So you feel that a woman who cooks, cleans, does the household shopping etc. should have no personal money? If her shoes wear out she should be barefoot?
What she is doing has value. If this is a relationship rather than an economic arrangement, she should be appreciated.
I was asking questions based on the number or phrase "I give her $1000" as being a real number. The OP said it wasnt a real number, just a hypothetical. His point was he gives this woman money to manage the household and she manages it well. You make of it what you want to. I have drawn my conclusion.
But...he never said if she was working or not.
Who cares what I
feel? What
I think is if she needs personal money she needs a job. "If her shoes wear out should be barefoot?" If she is an
'ama de casa' what does she need shoes for? Where does she have to go she cant make it there in flip-flops? Where does she have to go, in any event, where she needs to make a grand ballroom entrance?

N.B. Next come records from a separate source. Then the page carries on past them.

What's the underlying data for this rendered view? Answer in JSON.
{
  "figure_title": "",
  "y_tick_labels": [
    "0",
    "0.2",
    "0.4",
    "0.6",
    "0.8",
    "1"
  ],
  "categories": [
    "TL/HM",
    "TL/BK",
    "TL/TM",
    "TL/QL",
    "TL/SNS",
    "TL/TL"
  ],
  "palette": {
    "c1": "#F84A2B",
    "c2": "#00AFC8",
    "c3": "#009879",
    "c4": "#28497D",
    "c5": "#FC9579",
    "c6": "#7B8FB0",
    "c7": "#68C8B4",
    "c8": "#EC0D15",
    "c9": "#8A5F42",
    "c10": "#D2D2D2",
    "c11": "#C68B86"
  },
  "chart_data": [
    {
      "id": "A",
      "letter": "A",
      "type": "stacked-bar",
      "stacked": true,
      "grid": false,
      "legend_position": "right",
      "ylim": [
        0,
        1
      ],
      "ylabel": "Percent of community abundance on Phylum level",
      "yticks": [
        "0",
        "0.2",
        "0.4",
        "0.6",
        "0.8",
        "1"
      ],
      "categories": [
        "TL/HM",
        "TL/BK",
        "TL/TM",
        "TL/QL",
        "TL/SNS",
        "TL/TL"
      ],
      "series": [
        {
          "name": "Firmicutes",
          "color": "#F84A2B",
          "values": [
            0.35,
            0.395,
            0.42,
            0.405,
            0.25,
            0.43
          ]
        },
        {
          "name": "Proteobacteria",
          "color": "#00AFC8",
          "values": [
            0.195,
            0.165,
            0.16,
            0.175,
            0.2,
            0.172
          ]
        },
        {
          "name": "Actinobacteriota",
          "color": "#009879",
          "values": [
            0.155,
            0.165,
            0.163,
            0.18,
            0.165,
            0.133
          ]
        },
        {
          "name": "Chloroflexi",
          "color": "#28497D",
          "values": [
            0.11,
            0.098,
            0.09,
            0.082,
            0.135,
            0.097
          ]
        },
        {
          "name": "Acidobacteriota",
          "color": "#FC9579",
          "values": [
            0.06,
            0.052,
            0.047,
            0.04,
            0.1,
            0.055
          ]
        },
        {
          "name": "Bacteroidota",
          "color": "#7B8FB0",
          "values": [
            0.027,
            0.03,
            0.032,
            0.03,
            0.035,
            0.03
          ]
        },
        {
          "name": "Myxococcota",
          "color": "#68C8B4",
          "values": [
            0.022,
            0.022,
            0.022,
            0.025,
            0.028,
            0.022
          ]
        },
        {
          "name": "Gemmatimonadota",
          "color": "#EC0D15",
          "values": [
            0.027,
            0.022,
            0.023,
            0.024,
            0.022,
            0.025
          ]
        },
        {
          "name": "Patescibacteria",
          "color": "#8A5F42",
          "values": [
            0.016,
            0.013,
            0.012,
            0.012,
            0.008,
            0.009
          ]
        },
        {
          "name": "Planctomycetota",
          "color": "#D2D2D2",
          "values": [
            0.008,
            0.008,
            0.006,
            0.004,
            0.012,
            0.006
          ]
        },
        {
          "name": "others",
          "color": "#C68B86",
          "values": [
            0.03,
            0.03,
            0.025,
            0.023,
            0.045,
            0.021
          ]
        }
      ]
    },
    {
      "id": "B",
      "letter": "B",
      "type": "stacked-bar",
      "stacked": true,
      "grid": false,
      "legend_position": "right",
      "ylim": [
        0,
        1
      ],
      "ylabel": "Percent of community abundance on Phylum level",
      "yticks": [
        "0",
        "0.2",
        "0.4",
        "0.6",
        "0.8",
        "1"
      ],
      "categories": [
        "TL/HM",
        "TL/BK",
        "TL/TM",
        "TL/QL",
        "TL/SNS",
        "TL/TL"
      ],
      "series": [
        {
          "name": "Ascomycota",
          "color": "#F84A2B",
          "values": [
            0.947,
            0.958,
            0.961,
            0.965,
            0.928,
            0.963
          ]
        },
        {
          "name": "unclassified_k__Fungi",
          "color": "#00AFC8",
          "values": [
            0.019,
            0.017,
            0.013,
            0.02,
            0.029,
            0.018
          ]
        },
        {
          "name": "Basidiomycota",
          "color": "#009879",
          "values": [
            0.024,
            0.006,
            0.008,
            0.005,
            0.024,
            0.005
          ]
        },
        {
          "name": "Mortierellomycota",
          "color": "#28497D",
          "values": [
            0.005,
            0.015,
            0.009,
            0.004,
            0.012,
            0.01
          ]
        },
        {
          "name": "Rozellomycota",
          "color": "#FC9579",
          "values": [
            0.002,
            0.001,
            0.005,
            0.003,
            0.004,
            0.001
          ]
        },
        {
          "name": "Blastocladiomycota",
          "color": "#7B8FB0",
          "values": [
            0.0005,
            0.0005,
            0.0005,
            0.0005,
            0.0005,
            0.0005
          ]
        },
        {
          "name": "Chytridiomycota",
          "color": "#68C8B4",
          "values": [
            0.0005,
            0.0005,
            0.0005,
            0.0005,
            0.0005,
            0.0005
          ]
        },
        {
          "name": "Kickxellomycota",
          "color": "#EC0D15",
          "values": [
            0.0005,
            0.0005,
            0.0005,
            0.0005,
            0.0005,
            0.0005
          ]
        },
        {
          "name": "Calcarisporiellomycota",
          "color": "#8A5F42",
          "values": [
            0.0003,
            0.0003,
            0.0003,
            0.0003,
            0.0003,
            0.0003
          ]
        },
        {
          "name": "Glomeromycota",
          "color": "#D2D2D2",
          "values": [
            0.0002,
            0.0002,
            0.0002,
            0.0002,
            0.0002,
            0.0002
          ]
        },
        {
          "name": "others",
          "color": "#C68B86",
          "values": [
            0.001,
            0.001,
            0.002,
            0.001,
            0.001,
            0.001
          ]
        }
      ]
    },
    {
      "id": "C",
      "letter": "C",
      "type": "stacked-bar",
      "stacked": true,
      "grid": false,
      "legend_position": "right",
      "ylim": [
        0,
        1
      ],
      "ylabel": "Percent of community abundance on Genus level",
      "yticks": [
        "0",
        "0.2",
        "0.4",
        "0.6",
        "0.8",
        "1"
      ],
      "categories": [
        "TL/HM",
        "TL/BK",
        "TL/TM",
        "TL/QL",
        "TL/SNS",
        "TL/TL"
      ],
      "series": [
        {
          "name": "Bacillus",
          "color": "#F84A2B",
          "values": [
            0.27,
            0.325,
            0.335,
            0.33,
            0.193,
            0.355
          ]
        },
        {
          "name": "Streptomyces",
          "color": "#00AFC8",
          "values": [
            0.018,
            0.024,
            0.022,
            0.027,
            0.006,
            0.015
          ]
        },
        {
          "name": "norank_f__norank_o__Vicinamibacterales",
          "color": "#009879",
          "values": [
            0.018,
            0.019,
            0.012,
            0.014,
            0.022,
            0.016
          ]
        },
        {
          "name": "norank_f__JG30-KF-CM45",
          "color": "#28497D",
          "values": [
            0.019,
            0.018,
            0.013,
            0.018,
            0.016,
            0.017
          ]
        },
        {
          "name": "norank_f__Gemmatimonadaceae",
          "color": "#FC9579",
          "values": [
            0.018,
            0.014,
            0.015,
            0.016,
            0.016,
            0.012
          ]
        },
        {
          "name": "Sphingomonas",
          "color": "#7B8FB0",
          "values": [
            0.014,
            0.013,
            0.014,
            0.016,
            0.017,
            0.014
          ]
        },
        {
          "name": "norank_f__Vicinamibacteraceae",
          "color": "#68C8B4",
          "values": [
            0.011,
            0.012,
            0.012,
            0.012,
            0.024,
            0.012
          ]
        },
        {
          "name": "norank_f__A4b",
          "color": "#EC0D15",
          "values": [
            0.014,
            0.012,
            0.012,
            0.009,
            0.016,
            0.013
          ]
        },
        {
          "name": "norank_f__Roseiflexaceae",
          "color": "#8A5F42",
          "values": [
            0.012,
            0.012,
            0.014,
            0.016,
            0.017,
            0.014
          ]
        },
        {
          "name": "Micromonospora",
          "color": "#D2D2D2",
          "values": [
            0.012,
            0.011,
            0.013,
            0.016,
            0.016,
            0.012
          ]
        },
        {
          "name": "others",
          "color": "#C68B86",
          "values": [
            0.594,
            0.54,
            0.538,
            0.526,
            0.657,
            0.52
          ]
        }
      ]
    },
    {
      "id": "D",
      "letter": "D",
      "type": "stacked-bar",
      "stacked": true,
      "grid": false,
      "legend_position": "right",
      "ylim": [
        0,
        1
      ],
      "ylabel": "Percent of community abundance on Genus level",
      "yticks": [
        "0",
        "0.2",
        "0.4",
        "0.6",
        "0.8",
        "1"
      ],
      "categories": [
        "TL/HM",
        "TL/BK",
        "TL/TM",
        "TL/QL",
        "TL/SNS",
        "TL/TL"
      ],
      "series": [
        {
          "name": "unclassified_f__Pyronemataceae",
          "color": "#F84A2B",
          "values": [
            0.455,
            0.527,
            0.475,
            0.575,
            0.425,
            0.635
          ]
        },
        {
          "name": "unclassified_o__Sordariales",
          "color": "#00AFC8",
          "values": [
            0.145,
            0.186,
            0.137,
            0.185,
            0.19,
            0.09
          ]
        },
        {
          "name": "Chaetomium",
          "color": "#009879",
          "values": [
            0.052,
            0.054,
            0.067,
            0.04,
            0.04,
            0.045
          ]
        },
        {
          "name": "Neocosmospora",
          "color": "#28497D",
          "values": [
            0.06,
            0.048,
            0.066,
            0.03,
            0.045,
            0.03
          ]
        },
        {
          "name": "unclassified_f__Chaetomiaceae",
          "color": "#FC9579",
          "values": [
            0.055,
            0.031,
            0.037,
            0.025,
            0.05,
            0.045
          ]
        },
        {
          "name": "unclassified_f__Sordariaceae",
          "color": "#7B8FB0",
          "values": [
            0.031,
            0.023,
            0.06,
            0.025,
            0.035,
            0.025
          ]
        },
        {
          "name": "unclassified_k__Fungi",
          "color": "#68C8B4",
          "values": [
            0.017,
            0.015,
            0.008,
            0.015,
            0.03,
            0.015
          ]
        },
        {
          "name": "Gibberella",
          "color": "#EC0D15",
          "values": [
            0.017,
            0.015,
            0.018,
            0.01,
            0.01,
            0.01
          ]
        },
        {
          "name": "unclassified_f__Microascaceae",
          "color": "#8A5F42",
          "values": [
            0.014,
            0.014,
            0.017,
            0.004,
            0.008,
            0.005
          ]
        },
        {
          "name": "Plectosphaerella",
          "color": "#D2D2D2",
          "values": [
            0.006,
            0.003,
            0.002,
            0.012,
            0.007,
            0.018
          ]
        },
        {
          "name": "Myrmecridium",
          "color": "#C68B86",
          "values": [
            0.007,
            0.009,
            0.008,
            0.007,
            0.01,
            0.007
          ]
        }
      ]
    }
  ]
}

I think the person personally earning the money is the only person who deserves personal money. She is just cooking the food and so on. Dont make it sound like she MacGyver'd him a jacuzzi from 6 ice cream sandwiches and a book of matches.
We are not in the intricate workings of their life to know if this is a relationship OR an economic arrangement. In either case, there are presently more upsides than downsides for both parties. Only time will tell if the cake baked well.